Michelle Boiron : La dépression lorsqu’elle est avérée provoque chez le patient des modifications assez visibles du comportement dans son ensemble. Cela se caractérise notamment par une incapacité à éprouver du plaisir, et par une baisse d’énergie au sens large.  « L’énergie » sexuelle n’est malheureusement pas épargnée. Le repli sur soi est flagrant. L’estime de soi est atteinte.

La passivité s’installe et il est difficile de sortir de cet état léthargique malgré les sollicitations de l’entourage (quand il y en a un) : « Remue-toi un peu » « Bouge- toi » « Sors » ...  
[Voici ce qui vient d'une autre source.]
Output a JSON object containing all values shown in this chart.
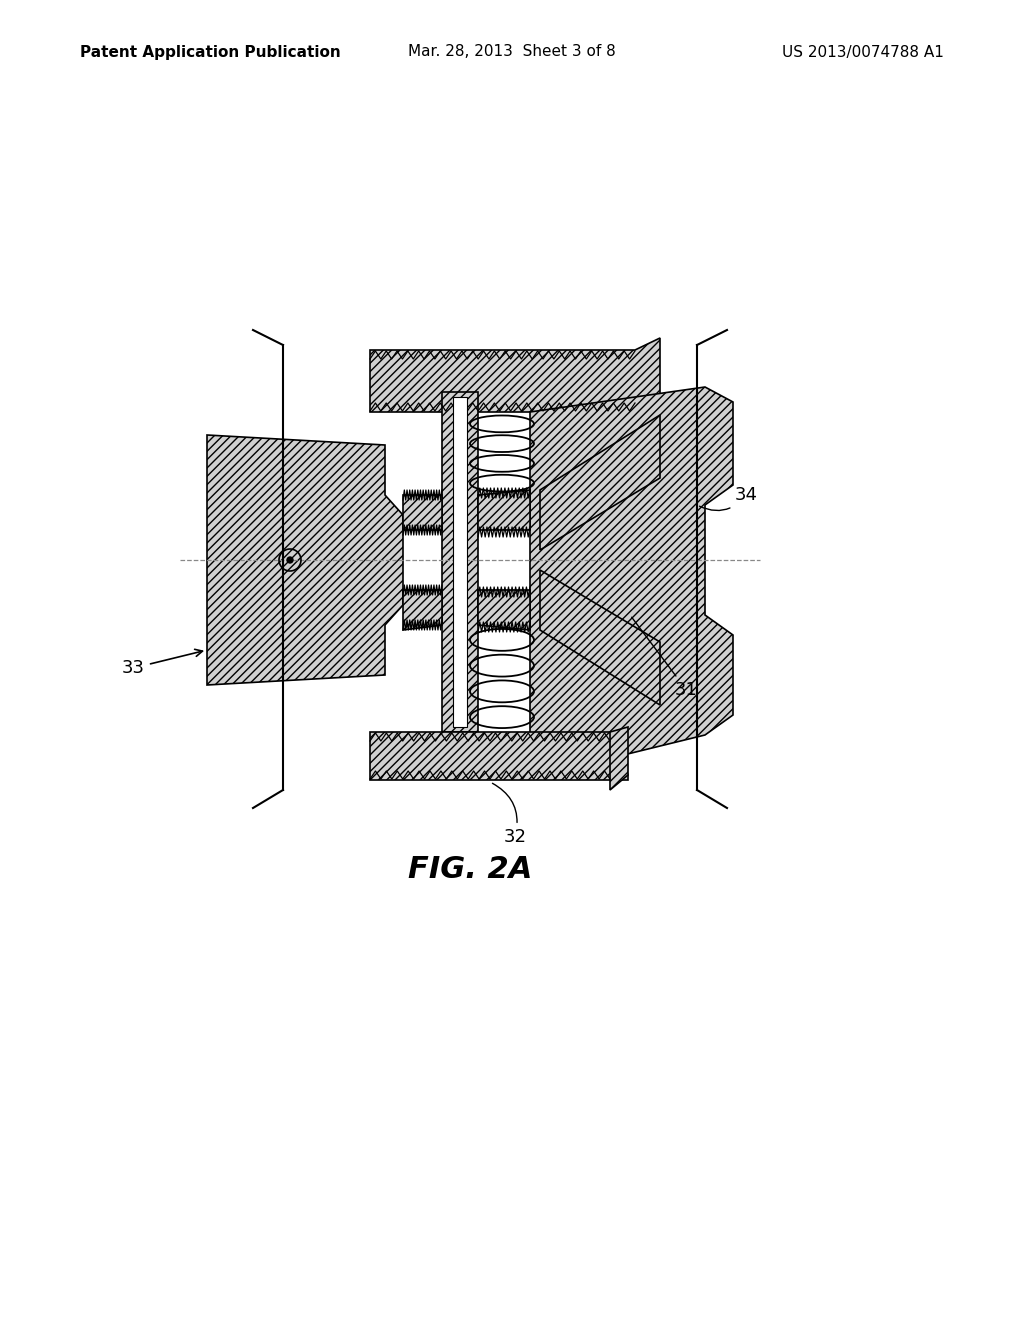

Ce sont des injonctions équivalentes à celles qu’on dit à un alcoolique : « Si tu avais un peu de volonté tu arrêterais de boire». C’est la maladie qui l’induit. 

Ces injonctions sont contre-productives et créent en plus de la culpabilité.

A partir du moment où la dépression est reconnue et traitée avec des antidépresseurs, l’effet booster d’énergie n’est pas immédiat. On parle de 3 semaines pour ressentir une modification de l’humeur. Une libido basse était déjà plus ou moins installée avant le diagnostic de la dépression ; on comprendra que le phénomène s’aggrave.

C’est souvent une plainte récurrente chez les patients en couple du fait de la non-concordance de la libido entre les deux partenaires. Chacun ayant sa propre libido, l’adaptation est toujours difficile, à fortiori quand s’invite dans le couple la maladie dépressive. A quelle place se met le partenaire ? Le couple aurait besoin d’une aide psychologique : celui qui en souffre et celui qui est à ses côtés.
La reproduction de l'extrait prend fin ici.